BARU kemarin saya mengantar anak ke pondoknya kembali di Ponpes Al Basyariyah Cigondewah kabupaten Bandung.
Terasa ada yang berbeda dari biasanya dari cara menerima tamu pasca liburan masa pandemi covid-19 yang tak kunjung usai ini.
Kali ini berprotokol kesehatan yang ketat, pemilahan tamu, cara sopan petugas mengambil “hati” keluarga santri yang keukeh ingin mengantar anaknya sampai ke kamar.
Ada yang penulis perhatikan dengan seksama, sikap tak santai alias sibuk masing masing mengetahui jobnya sendiri, mengambil barang bawaan, menyemprot kendaraan, menunjukkan tempat adminiatrasi sampai mengarahkan para tamu pulang tanpa harus parkir berlama-lama dan tak ada 1 orang petugas dari kalangan santri ini yang asyik bermain handphone.
Penulis malah teringat kenangan lama saat mondok tentang kecekatan yang diajarkan pendiri pondok almamater saya ini.
Sejak berdirinya, Pondok pesantren Al Basyariyah mengajarkan cepat tanggap penuh perhatian (CTPP), zaman penulis masih mondok, buku agenda menjadi wajib diisi tentang apa saja yang disampaikan pemimpin pondok pesantren Drs KH Saeful Azhar.
Ketika itu, tak ada handphone, android, jika pimpinan pondok berbicara atau ceramah maka wajib ditulis, tak jarang diperiksa pimpinan pondok bahkan diberi sangsi jika tak membawa buku tersebut.
CTPP, santri era 90-2000 di Al Basyariyah, menyebutnya sebagai buku agenda yang penting dan wajib ditulisi apa saja yang menjadi perhatian pondok saat itu.
Kemanapun dibawa, bahkan tetap harus dibawa di jam shalat malam, karena pimpinan pondok saat itu memang menomorsatukan shalat malam dan bangun subuh bagi semua santri dan penghuni pondok.
Dulu waktu mondok malah tidak sadar jika jaringan otak manusia ternyata dapat diperbaharui dan ditingkatkan dengan cara yang mudah, yaitu belajar membaca dan menulis.
Efek baik dari ilmu ini bahkan mencapai bagian otak yang biasanya tidak diasosiasikan dengan proses membaca dan menulis.

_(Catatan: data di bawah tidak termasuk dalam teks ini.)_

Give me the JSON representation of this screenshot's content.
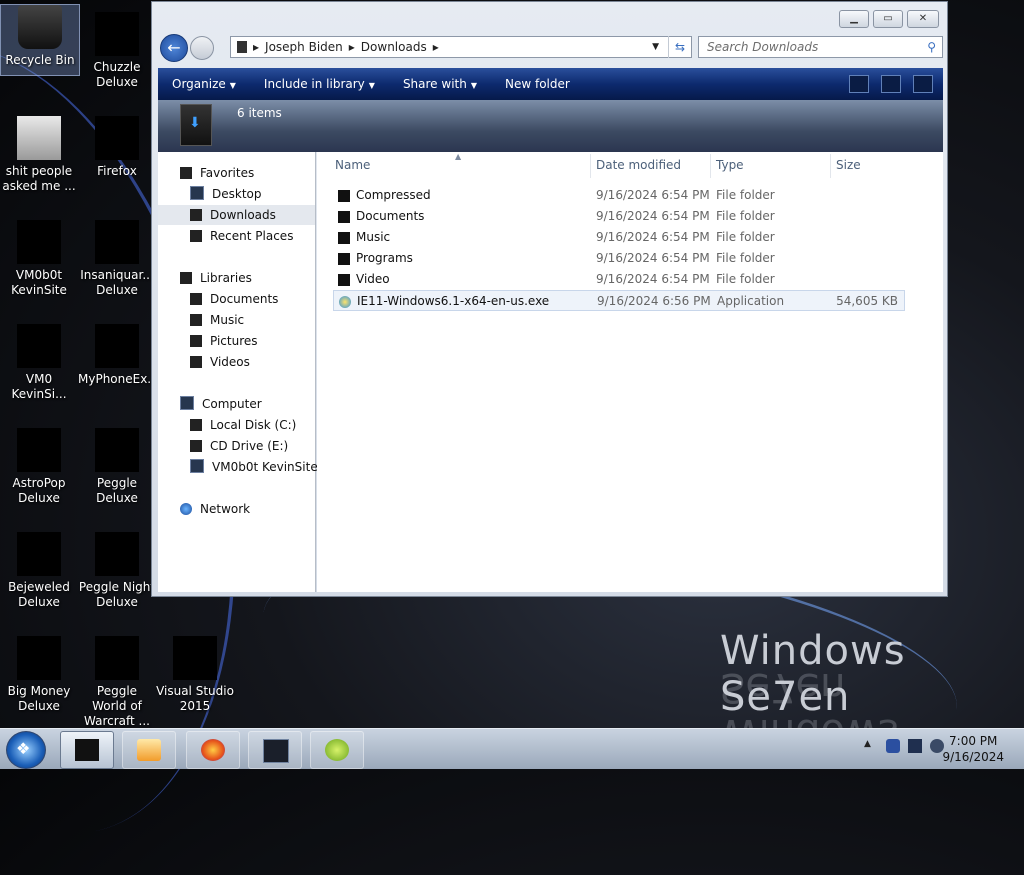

Michael Skeide dari Max Planck Institute for Human Cognitive and Brains Sciences di Leipzig, Jerman, dan koleganya mengungkapkan hal itu setelah meneliti efek penemuan budaya, yaitu huruf, pada otak yang tidak pernah menulis dan membaca seperti ditulis Lutfy Mairizal Putra di laman Kompas.

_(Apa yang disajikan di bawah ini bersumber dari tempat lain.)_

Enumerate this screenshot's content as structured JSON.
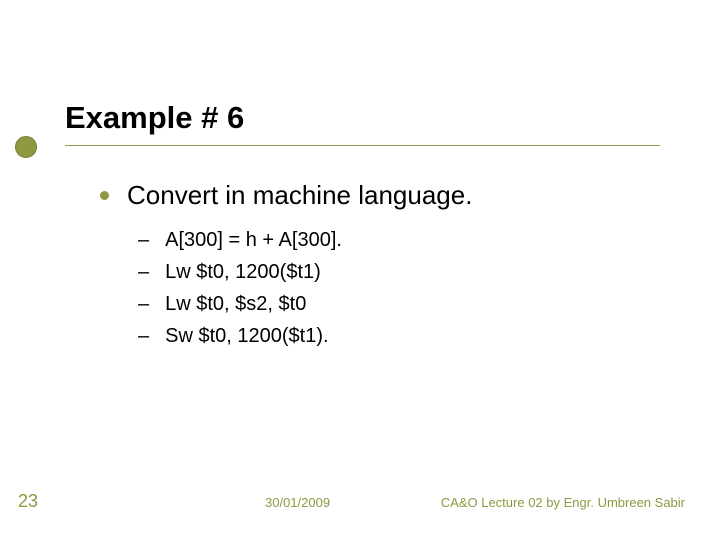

Selain itu, Pakar analisis tulisan tangan, Deborah Dewi menjelaskan, rajin menulis dengan tangan akan membuat kemampuan kognitif seseorang semakin terasah.

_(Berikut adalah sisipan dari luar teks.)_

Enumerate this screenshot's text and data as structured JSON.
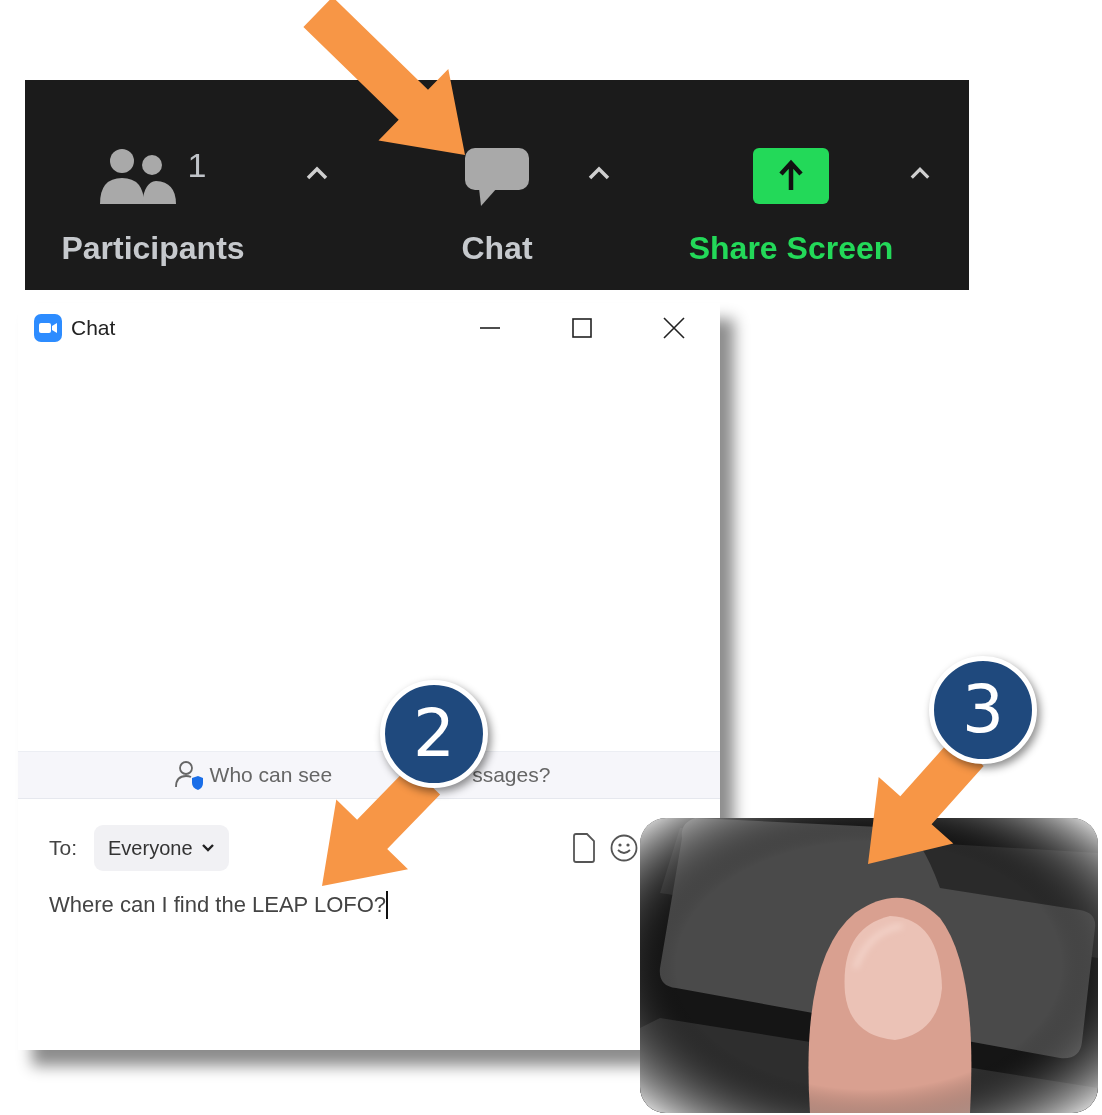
{
  "toolbar": {
    "buttons": [
      {
        "kind": "participants",
        "label": "Participants",
        "count": "1"
      },
      {
        "kind": "chat",
        "label": "Chat"
      },
      {
        "kind": "share",
        "label": "Share Screen"
      }
    ]
  },
  "chat_window": {
    "title": "Chat",
    "notice": [
      "Who can see",
      "ssages?"
    ],
    "to_label": "To:",
    "recipient": "Everyone",
    "message": "Where can I find the LEAP LOFO?"
  },
  "steps": [
    {
      "number": "2"
    },
    {
      "number": "3"
    }
  ]
}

“Ada perbedaan yang sangat signifikan antara memproses informasi dengan diketik dan ditulis. Tentu semakin sering seseorang menulis, bukan mengetik, maka area kognitif di otaknya semakin terasah.”
Hal itu diungkapkan Deborah dalam sebuah workshop yang dilaksanakan di kawasan M.H. Thamrin, Jakarta, Selasa (23/10/2018) yang dilansir laman Kompas.
Bandingkan dengan kebiasaan anak sekarang di zaman yang disebut dengan era digital ini, smartphone mengambil alih semua kebiasaan fisik, merampas permainan anak yang natural, membunuh literasi menulis khas anak zaman baheula.
Penulis meyakini betul, ada maksud yang terkandung dibalik semua simbol, slogan-slogan pondok yang dipasang di banyak tempat di pondok, kegiatan padat yang melelahkan santri memutar dan memerasa otak dan keringat jika dihubungkan dengan kegiatan dan karakter CTPP.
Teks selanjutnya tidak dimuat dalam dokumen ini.